Tuesday, May 10, 2011


THEATRE REVIEW: DOUBLE BILL: (Re)Birth: E.E. CUMMINGS IN SONG
& WINDOW ON TORONTO

10 MAY/11

JOHN COULBOURN - QMI Agency
Rating: 3.5 out of 5

TORONTO - There’s an unquestionable element of children run delightfully amok in a candy store in (re)Birth: E.E. CUMMINGS IN SONG, one half of a new Soulpepper double bill that opened at the Young Centre Monday. And frankly, it fits the work like a tailor-made Spanx, Cummings having been a poet deadly serious about maintaining a strong tie with his inner child.

Indeed, it may have been that element of innocence that appealed to the members of the Soulpepper Academy a few years back and led them to build an entire one-act show around the late great American poet’s work. Then again, it might simply have the inspired musicality inherent in Cummings’ work — a musicality mined, then enriched by a strong 10-member cast under the tutelage of Mike Ross, Soulpepper’s resident music director, who also appears in the show. Ins Choi, Tatjana Corniji, Trish Lindstrom, Ken MacKenzie, Abena Malika, Gregory Prest, Karen Rae, Jason Patrick Rothery and Brendan Wall round out the cast.

Together, they take an entire spring bouquet of Cummings’ irrepressible poetry — I Like My Body When It’s With Your, Anyone Lived in a Pretty Town and Nobody Loses All the Time, to name a few — and tunefully transpose them for the stage, informed by styles that range from torch to twang, with plenty of other musical influences thrown in for good measure. Musically, this appears to be a gifted class, and Ross capitalizes on it, showcasing performers who clearly know their way around pianos, accordions, fiddles and double-bass, backed up by a wide range of found instruments that include everything from scrub-brushes to suitcases, penny-whistles to squeegee frogs, wielded with enthusiasm and considerable skill.

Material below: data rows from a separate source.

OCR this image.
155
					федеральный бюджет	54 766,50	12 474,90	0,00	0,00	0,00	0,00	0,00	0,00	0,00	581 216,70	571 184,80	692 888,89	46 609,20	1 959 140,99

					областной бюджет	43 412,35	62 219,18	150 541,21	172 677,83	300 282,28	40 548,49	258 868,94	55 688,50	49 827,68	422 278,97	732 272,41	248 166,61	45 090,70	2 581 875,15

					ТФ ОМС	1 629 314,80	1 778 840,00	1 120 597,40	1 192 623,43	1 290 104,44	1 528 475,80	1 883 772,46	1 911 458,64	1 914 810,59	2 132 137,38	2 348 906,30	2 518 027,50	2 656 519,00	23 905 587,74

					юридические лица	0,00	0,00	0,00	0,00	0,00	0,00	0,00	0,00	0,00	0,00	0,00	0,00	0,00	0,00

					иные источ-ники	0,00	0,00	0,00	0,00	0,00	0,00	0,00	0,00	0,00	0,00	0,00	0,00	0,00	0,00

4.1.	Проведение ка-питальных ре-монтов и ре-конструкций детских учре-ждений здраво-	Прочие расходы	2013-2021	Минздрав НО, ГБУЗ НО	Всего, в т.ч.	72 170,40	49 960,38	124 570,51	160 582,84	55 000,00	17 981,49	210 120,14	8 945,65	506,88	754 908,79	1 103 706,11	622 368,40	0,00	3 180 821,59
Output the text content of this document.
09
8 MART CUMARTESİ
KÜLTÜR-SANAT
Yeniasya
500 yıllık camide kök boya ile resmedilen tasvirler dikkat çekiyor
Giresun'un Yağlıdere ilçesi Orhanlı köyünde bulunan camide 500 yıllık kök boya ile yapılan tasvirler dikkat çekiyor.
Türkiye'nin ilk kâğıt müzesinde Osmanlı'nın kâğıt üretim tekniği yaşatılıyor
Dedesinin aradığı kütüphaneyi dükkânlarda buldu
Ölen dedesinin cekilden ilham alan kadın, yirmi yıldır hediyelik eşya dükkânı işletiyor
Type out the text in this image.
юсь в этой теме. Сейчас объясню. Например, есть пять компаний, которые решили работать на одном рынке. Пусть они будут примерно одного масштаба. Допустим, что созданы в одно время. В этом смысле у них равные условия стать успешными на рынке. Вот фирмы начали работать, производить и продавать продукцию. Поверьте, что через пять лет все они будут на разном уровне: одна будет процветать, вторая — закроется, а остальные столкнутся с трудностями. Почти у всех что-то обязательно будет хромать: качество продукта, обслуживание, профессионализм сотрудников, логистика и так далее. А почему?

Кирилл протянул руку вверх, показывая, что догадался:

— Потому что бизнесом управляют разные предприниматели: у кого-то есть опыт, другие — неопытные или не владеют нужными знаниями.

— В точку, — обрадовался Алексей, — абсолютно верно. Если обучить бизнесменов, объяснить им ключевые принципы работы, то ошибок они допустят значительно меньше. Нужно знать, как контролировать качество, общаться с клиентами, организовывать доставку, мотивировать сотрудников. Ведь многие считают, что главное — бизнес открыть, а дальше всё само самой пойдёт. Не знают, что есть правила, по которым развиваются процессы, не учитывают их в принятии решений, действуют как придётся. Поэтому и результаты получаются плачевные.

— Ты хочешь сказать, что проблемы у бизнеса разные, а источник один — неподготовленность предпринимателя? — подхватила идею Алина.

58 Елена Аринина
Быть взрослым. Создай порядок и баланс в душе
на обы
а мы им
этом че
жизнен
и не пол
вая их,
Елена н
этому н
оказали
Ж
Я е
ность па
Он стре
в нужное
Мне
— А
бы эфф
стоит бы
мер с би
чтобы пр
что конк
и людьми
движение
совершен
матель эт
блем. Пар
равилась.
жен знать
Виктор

While Ross clearly provided the musical direction — no program credit required really, as one has only to watch his face throughout to know from where the music has sprung — no other direction is credited.  And while the cast has often struck pure gold by marrying childish innocence with a darker sense of adult knowingness, all of it underscored by MacKenzie’s quite delightful set and costume designs, one can’t help but feel that, in the end, a strong directorial hand on the tiller would lend a bit of bite to this delightful little theatrical amuse-bouche.

In the second half of the program, titled WINDOW ON TORONTO, many of the same performers are featured — joined by AndrĂ© Sills but now sans Ross and Malika — and a director’s hand is obvious, right from the top of the show. As water pours down the window of title, in fact, it sends a certain signal to all familiar with his work that Laszlo Marton is back in town. The window of title is, by way of explanation, the service window of a hot dog truck parked on the edges of Nathan Phillips Square.

From an inside perspective, courtesy once more of MacKenzie’s design, the audience is invited to watch an entire year of business compressed into less than an hour. It is inarguably a rich canvas for the talents of this ensemble as they create and fire off characters with the speed of an AK47, slowing things down only occasionally for Hallmark moments designed, it seems, to fool us into thinking this is more than merely a sustained and ultimately overworked sketch that flirts dangerously and pointlessly with tastelessness and repetitiveness.

Still, if you’re one of those people whose theatrical tastes run the gamut from the sublime to the ridiculous — slick, even polished cabaret to overworked and overlong Saturday Night Live sketches — then this double bill might be just the ticket. In fact, it’s likely to have you Cummings and going.